A forte desaceleração nos preços do atacado derrubou a inflação de janeiro medida pelo Índice Geral de Preços (IGP-DI). A taxa, de 0,33%, ficou abaixo da previsão do mercado e alcançou o menor nível desde julho de 2003 (-0,20%), informou ontem a Fundação Getúlio Vargas (FGV). O índice caiu em relação a dezembro (0,52%) e avançou bem menos do que em janeiro do ano passado (0,80%).

O Índice de Preços por Atacado (IPA) - peso de 60% na taxa geral - subiu 0,08%, muito abaixo do 0,48% de dezembro. A expectativa do mercado era de que o IGP-DI variasse de 0,40% a 0,46%. Segundo especialistas, o dólar mais baixo e o custos menores dos insumos das empresas então entre as razões do recuo do índice.

Custos também encarecem na construção civil

A inflação, porém, subiu para o consumidor e na construção civil, mostrando que os repasses do varejo para o atacado prosseguem. O Índice de Preços ao Consumidor (IPC), com 30% de participação no IGP-DI, passou de 0,63% em dezembro para 0,85% em janeiro. Já o Índice Nacional de Custos da Construção (INCC), de 0,51% para 0,75%.

Para os economistas Luiz Roberto Cunha (PUC-Rio) e Ricardo Denadai (LCA Consultores), a desaceleração no atacado reflete a desvalorização cambial e a pressão menor de custos de insumos, como petróleo e aço.

- A forte desaceleração do IGP-DI tem relação direta com o câmbio, que produz mais impactos no atacado. Tanto que os preços de uma série de itens do IPA industrial, como químicos e petroquímicos, e do IPA agrícola, como soja, caíram. Só não foi maior porque produtos in natura, afetados pelo clima, como as chuvas, subiram-- disse Cunha.

Para a FGV, o câmbio ainda tem efeito diluído nos preços.

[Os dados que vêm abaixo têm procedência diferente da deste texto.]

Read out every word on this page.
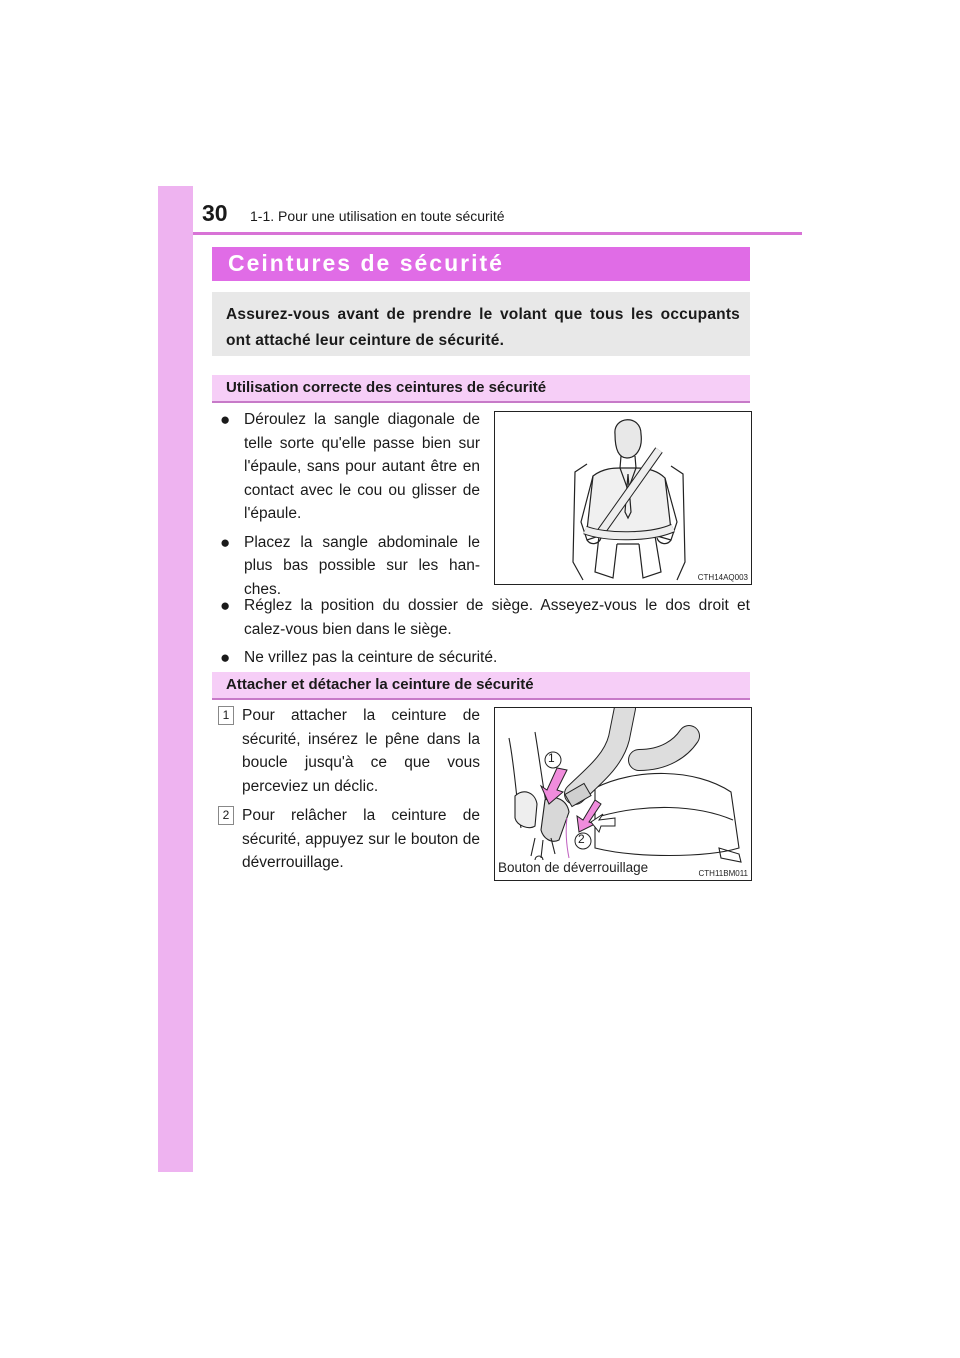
30 1-1. Pour une utilisation en toute sécurité
Ceintures de sécurité
Assurez-vous avant de prendre le volant que tous les occupants ont attaché leur ceinture de sécurité.
Utilisation correcte des ceintures de sécurité
● Déroulez la sangle diagonale de telle sorte qu'elle passe bien sur l'épaule, sans pour autant être en contact avec le cou ou glisser de l'épaule.
● Placez la sangle abdominale le plus bas possible sur les han-ches.
● Réglez la position du dossier de siège. Asseyez-vous le dos droit et calez-vous bien dans le siège.
● Ne vrillez pas la ceinture de sécurité.
CTH14AQ003
Attacher et détacher la ceinture de sécurité
1 Pour attacher la ceinture de sécurité, insérez le pêne dans la boucle jusqu'à ce que vous perceviez un déclic.
2 Pour relâcher la ceinture de sécurité, appuyez sur le bouton de déverrouillage.
1
2
Bouton de déverrouillage	CTH11BM011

Segundo Salomão Quadros, coordenador de Análises Econômicas da Fundação, a queda do índice no atacado está mais ligada às matérias-primas brutas, que saíram de alta de 0,35% em dezembro para -0,64% no mês passado. Ele diz que a deflação (queda de preços) desses produtos foi responsáveis por 60% do recuo do IPA. Quadros cita as quedas de preços no atacado de itens agropecuários, como aves(9,75%), bovinos (1,89%) e suínos (7,19%).

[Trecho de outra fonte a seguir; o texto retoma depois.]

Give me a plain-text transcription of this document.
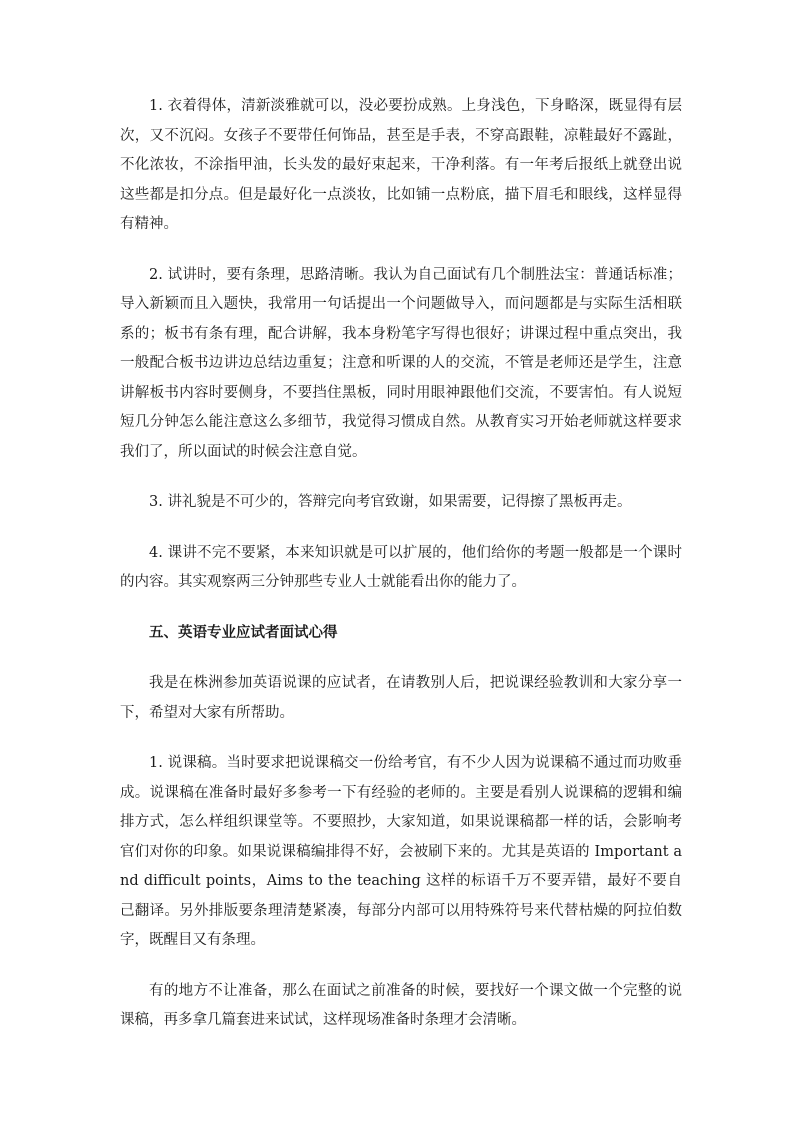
1. 衣着得体，清新淡雅就可以，没必要扮成熟。上身浅色，下身略深，既显得有层次，又不沉闷。女孩子不要带任何饰品，甚至是手表，不穿高跟鞋，凉鞋最好不露趾，不化浓妆，不涂指甲油，长头发的最好束起来，干净利落。有一年考后报纸上就登出说这些都是扣分点。但是最好化一点淡妆，比如铺一点粉底，描下眉毛和眼线，这样显得有精神。

2. 试讲时，要有条理，思路清晰。我认为自己面试有几个制胜法宝：普通话标准；导入新颖而且入题快，我常用一句话提出一个问题做导入，而问题都是与实际生活相联系的；板书有条有理，配合讲解，我本身粉笔字写得也很好；讲课过程中重点突出，我一般配合板书边讲边总结边重复；注意和听课的人的交流，不管是老师还是学生，注意讲解板书内容时要侧身，不要挡住黑板，同时用眼神跟他们交流，不要害怕。有人说短短几分钟怎么能注意这么多细节，我觉得习惯成自然。从教育实习开始老师就这样要求我们了，所以面试的时候会注意自觉。

3. 讲礼貌是不可少的，答辩完向考官致谢，如果需要，记得擦了黑板再走。

4. 课讲不完不要紧，本来知识就是可以扩展的，他们给你的考题一般都是一个课时的内容。其实观察两三分钟那些专业人士就能看出你的能力了。

五、英语专业应试者面试心得

我是在株洲参加英语说课的应试者，在请教别人后，把说课经验教训和大家分享一下，希望对大家有所帮助。

1. 说课稿。当时要求把说课稿交一份给考官，有不少人因为说课稿不通过而功败垂成。说课稿在准备时最好多参考一下有经验的老师的。主要是看别人说课稿的逻辑和编排方式，怎么样组织课堂等。不要照抄，大家知道，如果说课稿都一样的话，会影响考官们对你的印象。如果说课稿编排得不好，会被刷下来的。尤其是英语的 Important and difficult points，Aims to the teaching 这样的标语千万不要弄错，最好不要自己翻译。另外排版要条理清楚紧凑，每部分内部可以用特殊符号来代替枯燥的阿拉伯数字，既醒目又有条理。

有的地方不让准备，那么在面试之前准备的时候，要找好一个课文做一个完整的说课稿，再多拿几篇套进来试试，这样现场准备时条理才会清晰。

Já para o consumidor a inflação foi puxada pelos grupos alimentação - destaque para a alta de 6,63% das hortaliças e legumes - e educação, cuja variação pulou de 0,45% para 2,98%. O motivo foi a correção das mensalidades escolares. Na construção, o grupo ferro, aço e derivados subiu de 0,34% para 1,50%, pressionando o índice.